Brooklyn was published in the midst of the Second World War. In 1941, the Japanese bombed Pearl Harbor, thereby involving the United States in a war that many Americans had hoped to avoid entering. In 1942, President Franklin Delano Roosevelt ordered Japanese-Americans into internment camps in a gesture that mimicked, however inadvertently, the racist policies of the Nazis in Germany. In the case of Korematsu v. the United States, the Supreme Court ruled that the internment of the Japanese as a precaution to espionage was constitutional. In the year in which Smith’s novel was published, Detroit also erupted into a race riot that killed nine whites and twenty-five black people and injured seven hundred people. On April 12, 1945, President Roosevelt died, making Harry Truman the new commander-in-chief. A month later, Germany surrendered, concluding the war in the European arena. The dropping of nuclear bombs in Hiroshima and Nagasaki ended the war in the Pacific, after Emperor Hirohito surrendered on August 15, 1945. The Cold War with the Soviet Union began in 1947—a result of the United States’ refusal to acknowledge the Russians as legitimate allies, despite cooperation during the war, due to the Soviets’ wish to expand Communism.

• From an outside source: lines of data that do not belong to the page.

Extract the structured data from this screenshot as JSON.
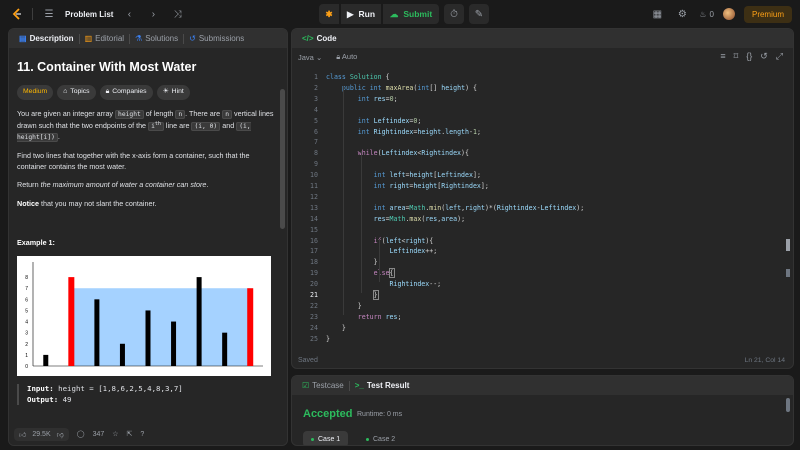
{
  "topbar": {
    "problem_list": "Problem List",
    "run": "Run",
    "submit": "Submit",
    "streak": "0",
    "premium": "Premium"
  },
  "desc_tabs": [
    "Description",
    "Editorial",
    "Solutions",
    "Submissions"
  ],
  "problem": {
    "title": "11. Container With Most Water",
    "tags": [
      "Medium",
      "Topics",
      "Companies",
      "Hint"
    ],
    "p1_a": "You are given an integer array ",
    "p1_code1": "height",
    "p1_b": " of length ",
    "p1_code2": "n",
    "p1_c": ". There are ",
    "p1_code3": "n",
    "p1_d": " vertical lines drawn such that the two endpoints of the ",
    "p1_code4": "i",
    "p1_sup": "th",
    "p1_e": " line are ",
    "p1_code5": "(i, 0)",
    "p1_f": " and ",
    "p1_code6": "(i, height[i])",
    "p1_g": ".",
    "p2": "Find two lines that together with the x-axis form a container, such that the container contains the most water.",
    "p3_a": "Return ",
    "p3_b": "the maximum amount of water a container can store",
    "p3_c": ".",
    "p4_a": "Notice",
    "p4_b": " that you may not slant the container.",
    "example_title": "Example 1:",
    "input_label": "Input:",
    "input_value": "height = [1,8,6,2,5,4,8,3,7]",
    "output_label": "Output:",
    "output_value": "49"
  },
  "chart_data": {
    "type": "bar",
    "values": [
      1,
      8,
      6,
      2,
      5,
      4,
      8,
      3,
      7
    ],
    "highlight_indices": [
      1,
      8
    ],
    "water_level": 7,
    "ylim": [
      0,
      9
    ],
    "yticks": [
      "0",
      "1",
      "2",
      "3",
      "4",
      "5",
      "6",
      "7",
      "8"
    ],
    "colors": {
      "bar": "#000000",
      "highlight": "#ff0000",
      "water": "#a5d2ff"
    }
  },
  "footer": {
    "likes": "29.5K",
    "comments": "347"
  },
  "code_panel": {
    "title": "Code",
    "language": "Java",
    "auto": "Auto",
    "status": "Saved",
    "position": "Ln 21, Col 14",
    "current_line": 21
  },
  "result_panel": {
    "tab1": "Testcase",
    "tab2": "Test Result",
    "verdict": "Accepted",
    "runtime": "Runtime: 0 ms",
    "cases": [
      "Case 1",
      "Case 2"
    ]
  },
  "colors": {
    "accent": "#ffa116",
    "success": "#2cbb5d"
  }
}
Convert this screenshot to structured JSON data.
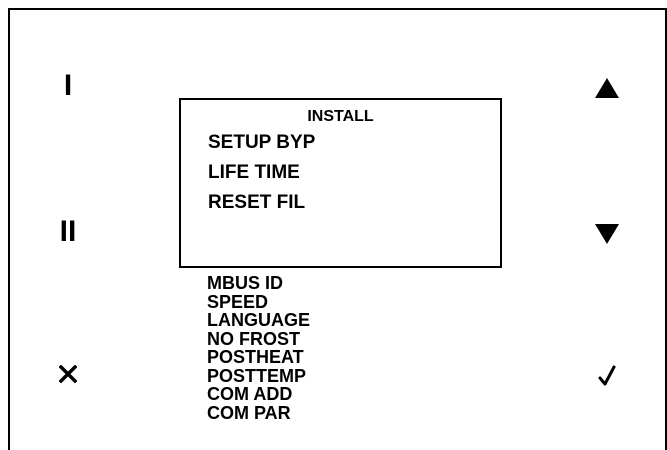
{
  "panel": {
    "left_buttons": {
      "level1_label": "I",
      "level2_label": "II",
      "cancel_icon": "close-icon"
    },
    "right_buttons": {
      "up_icon": "triangle-up-icon",
      "down_icon": "triangle-down-icon",
      "confirm_icon": "checkmark-icon"
    },
    "screen": {
      "title": "INSTALL",
      "items": [
        "SETUP BYP",
        "LIFE TIME",
        "RESET FIL"
      ]
    },
    "more_items": [
      "MBUS ID",
      "SPEED",
      "LANGUAGE",
      "NO FROST",
      "POSTHEAT",
      "POSTTEMP",
      "COM ADD",
      "COM PAR"
    ]
  }
}
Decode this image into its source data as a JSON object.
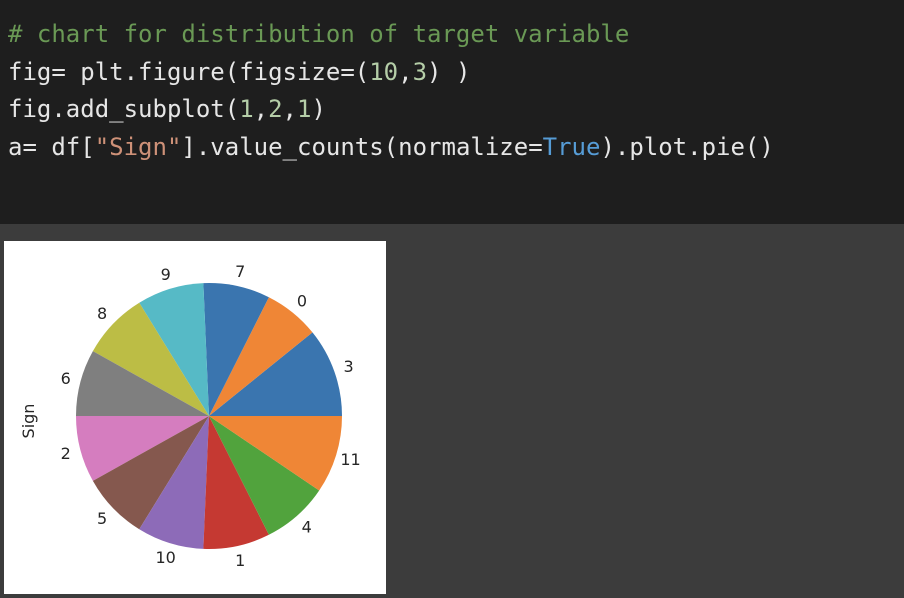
{
  "code": {
    "line1": {
      "comment": "# chart for distribution of target variable"
    },
    "line2": {
      "p1": "fig= plt.figure(figsize=(",
      "n1": "10",
      "p2": ",",
      "n2": "3",
      "p3": ") )"
    },
    "line3": {
      "p1": "fig.add_subplot(",
      "n1": "1",
      "p2": ",",
      "n2": "2",
      "p3": ",",
      "n3": "1",
      "p4": ")"
    },
    "line4": {
      "p1": "a= df[",
      "s1": "\"Sign\"",
      "p2": "].value_counts(normalize=",
      "kw": "True",
      "p3": ").plot.pie()"
    }
  },
  "chart_data": {
    "type": "pie",
    "ylabel": "Sign",
    "slices": [
      {
        "label": "3",
        "value": 0.1111,
        "color": "#3a75af"
      },
      {
        "label": "0",
        "value": 0.0694,
        "color": "#ef8636"
      },
      {
        "label": "7",
        "value": 0.0833,
        "color": "#3a75af"
      },
      {
        "label": "9",
        "value": 0.0833,
        "color": "#56bac6"
      },
      {
        "label": "8",
        "value": 0.0833,
        "color": "#bcbd45"
      },
      {
        "label": "6",
        "value": 0.0833,
        "color": "#7f7f7f"
      },
      {
        "label": "2",
        "value": 0.0833,
        "color": "#d57dbf"
      },
      {
        "label": "5",
        "value": 0.0833,
        "color": "#85584e"
      },
      {
        "label": "10",
        "value": 0.0833,
        "color": "#8d6bb8"
      },
      {
        "label": "1",
        "value": 0.0833,
        "color": "#c53932"
      },
      {
        "label": "4",
        "value": 0.0833,
        "color": "#51a33d"
      },
      {
        "label": "11",
        "value": 0.0972,
        "color": "#ef8636"
      }
    ]
  }
}
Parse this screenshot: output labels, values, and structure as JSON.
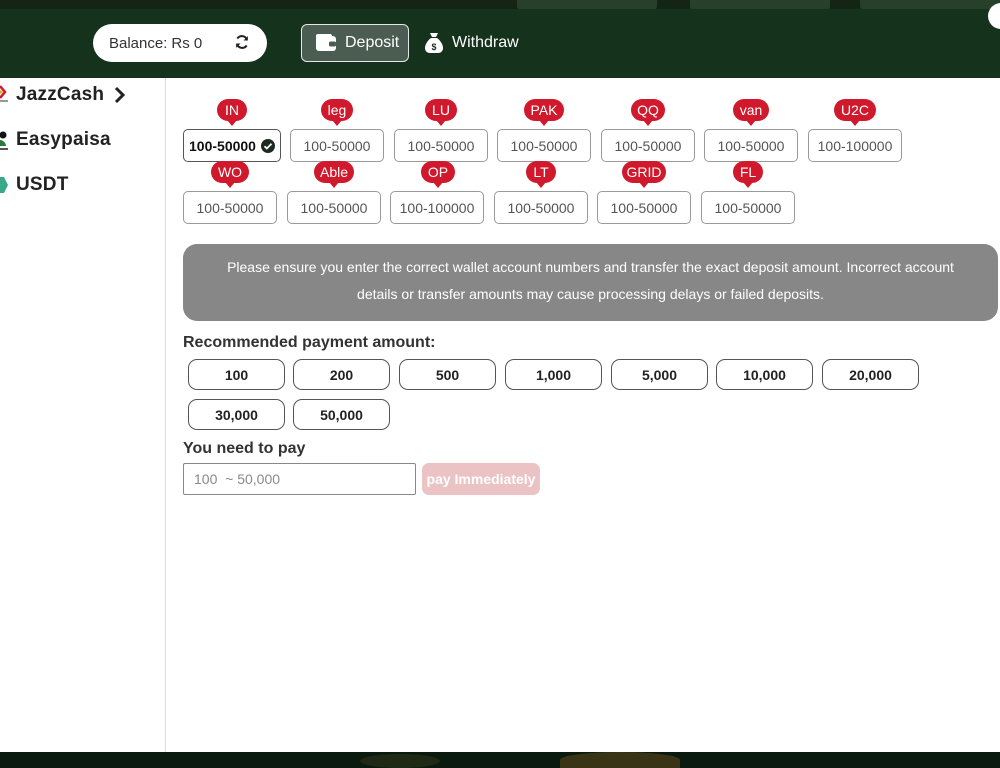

Other Books Related to A Tree Grows in Brooklyn

Brooklyn was published during a period in which American literature began to depict stark social realities—such as poverty, addiction, and sexual abuse—in simple, direct prose and with dialogue that reflected how people actually spoke. By the 1940s, the new crop of American authors was more diverse than ever before, comprising more women, black writers, and homosexuals who openly wrote about how these social identities impacted people’s lives. Authors from this time include Richard Wright (Native Son), Katherine Anne Porter (Pale Horse, Pale Rider), Chester Himes (If He Hollers, Let Him Go), Carson McCullers (The Heart Is a Lonely Hunter), and Truman Capote (Other Voices, Other Rooms). Several of these writers, like Smith, reflected on their childhoods through fiction. Trends in American theater also strongly impacted the urge to publish socially realistic and uncomfortable subject matter. The plays of Tennessee Williams (The Glass Menagerie and A Streetcar Named Desire) and Eugene O’Neill (A Long Day’s Journey Into Night, The Hairy Ape, The Iceman Cometh) were particularly pertinent in exploring dysfunctional family life, class tensions, and alcoholism—themes which are also present in A Tree Grows in Brooklyn. According to Betty Smith’s daughter, Nancy Pfeiffer, Roth’s 1934 novel Call It Sleep was a major inspiration in Smith’s decision to write about her own life as fiction. Like Brooklyn, Roth’s novel is about the hardships of growing up poor in New York City, though his novel takes place on the Lower East Side of Manhattan and is from the perspective of a Jewish boy. Both books, however, describe the lives of poor city kids in the period before the First World War, and both were published during cataclysmic eras in American history—the Great Depression and the Second World War, respectively.
Key Facts about A Tree Grows in Brooklyn
  • Full Title: A Tree Grows in Brooklyn
  • When Written: December 1940-May 1942
  • Where Written: Chapel Hill, North Carolina
  • When Published: 1943
  • Literary Period: World War II-era literature; Social Realism
  • Genre: Fiction; Coming-of-age novel
  • Setting: Williamsburg, Brooklyn
  • Climax: Johnny Nolan dies of pneumonia and acute alcoholism
  • Antagonist: Poverty and classism
  • Point of View: Third-person omniscient

Extra Credit for A Tree Grows in Brooklyn

James Dunn. American actor James Dunn won an Academy Award for Best Supporting Actor in 1946 for playing Johnny Nolan in the film adaptation of A Tree Grows in Brooklyn. After having starred alongside Shirley Temple in the 1930s, Dunn’s career endured a slump in the early-1940s due to his reputation as an unreliable actor who drank heavily. Despite critical acclaim for Brooklyn, no more film offers came to Dunn. He chose to return to Broadway, where his career began, and starred as Willy Loman in a production of Death of a Salesman in 1951.